月刊「理系への数学」数学パズルにトドメをさす?! 今月のFlash
第9回
2011年 1月号
確率パズルにだまされるな!(その2)〜産み分けのジレンマ?〜
ベイズ推定による確信度の分布の変化を把握する

目的

コイン投げを例に、試行結果に応じた確信度の分布の変化を観察することで、ベイズ推定の考え方に触れてみましょう。

バラバラなコイン

コイン毎に表が出る確率は判明しているがその値がバラバラであるようなコイン群のうちから1個を無作為に選んだという、表が出る確率についての確信度が離散的な分布になる状況から、試行結果を用いたベイズ推定を行います。

あいまいなコイン

コインらしき謎の物体Xの「表が出る確率」についての確信度の初期分布を一様分布と見なした上で、試行結果を用いて連続的な事前分布からのベイズ推定を行います。

操作方法

・メニュー画面で、どのケースのベイズ推定を行うかを選択します。「バラバラなコイン」についてはnの値を選びその数字のボタンをクリックします。

・各ケースは、コイン(もしくは物体X)を投げる試行の次回の表/裏を、画面下方にあるボタンで順次指定していくことで進行します。

・表/裏を指定する毎に(すなわち、1回の試行結果が与えられる毎に)、前回までの結果が反映された確信度の分布(=前回の事後分布)を事前分布とみなし、今回の結果をさらに反映するためのベイズ更新が実施されて、その結果の事後分布が赤で表示されます。(比較のため、事前分布もグレーで表示されます。)

・コイン投げの試行結果は20回まで指定できます。(終了する際は「メニューへ」をクリック)

各ケースの説明

バラバラなコイン

このケースでは、各コインの「投げて表が出る確率」は明らかになっており、それらのコインの中から無作為に1個を選ぶという設定なので、コインの選択から含めて一連の試行とみなせば、ベイズ推定の手法で確率分布を更新していても、そこで扱っているのは主観確率ではなく客観確率だと言えるでしょう。
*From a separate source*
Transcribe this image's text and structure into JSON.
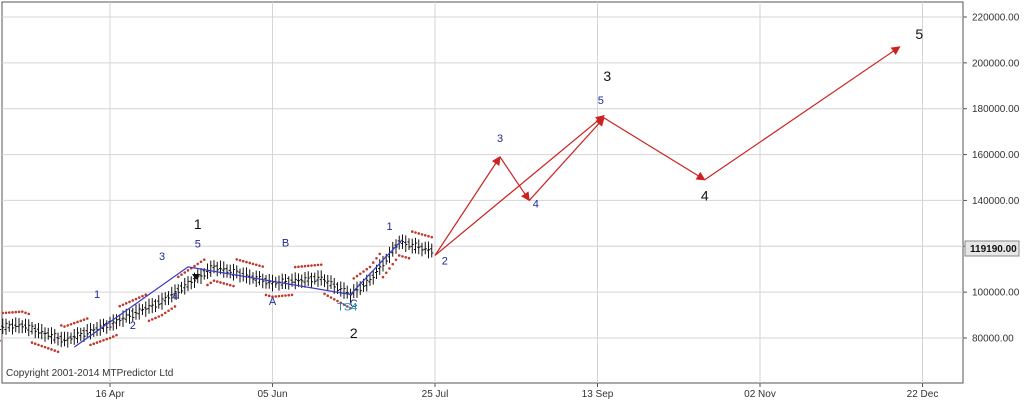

この場合、ベイズの定理を用いた確率分布の更新(ベイズ更新)は、定義に基づいた条件付き確率の計算を定式化したものにすぎません。

離散的確率変数θの事前分布をf(θ)、θを固定した時の事象Aの起きる確率をPθ(A)とすると、事象Aが起きたという情報を反映させた事後分布は
    fA(θ)=f(θ)・Pθ(A)/Σ{f(θ)・Pθ(A)}
と表されます(ベイズの定理)。ここでは、Pθ(表)=θ、Pθ(裏)=1-θであり、ベイズの定理の式の分母は確率の総和を1とするための正規化係数とみなすことができるので、事後分布の形状は事前分布に対して、表が出た場合は右上がりのθを、裏が出た場合は右下がりの1-θを乗じたものになることがわかります。(このあたりの事情は連続分布の「あいまいなコイン」の場合も同様です。)

なお、Flashでは、事後分布におけるθの平均値θの値が表示されますが、その時点までの試行結果を踏まえた「次に表の出る確率」を問われた場合は、そのθを答えればよいことになります。もちろん、「そのコインが、『投げて表が出る確率』がいくらのコインであるかを当てたら賞品がもらえる」というシチュエーションの場合は、事後分布の棒グラフが一番高いところのθを答えるのが最も有利です。各コインに属するパラメータとしてのθと、現在の状況を踏まえた条件付き確率であるθを混同しないようにしましょう。

あいまいなコイン

このケースでは、θについての情報がない状態を「確信度が[0,1]の範囲に一様に分布する」とモデル化することから議論が始まっている以上、ここで扱われているのは主観確率です。このケースは雑誌本編の問題3に相当するので、詳細は本編を参照して下さい。本編では、4回投げて「表表裏表」の順となったケースのみを扱いましたが、試行結果をいろいろ変えてみた場合に事後分布がどのように変化するかを観察してみましょう。

なおこのケースで、a+b回投げて、表がa回、裏がb回出た場合の事後分布は、順序にかかわらずベータ分布Be(a+1,b+1)となり、
    最頻値 θmode=a/(a+b)
    平均 θ=(a+1)/(a+b+2)
となります。このように、試行結果の情報を追加する毎にベイズ更新を行う場合、追加する情報の順序にかかわらず最終的な事後分布は同じになるという点にも着目してみて下さい。(バラバラなコインのケースでも同様です。)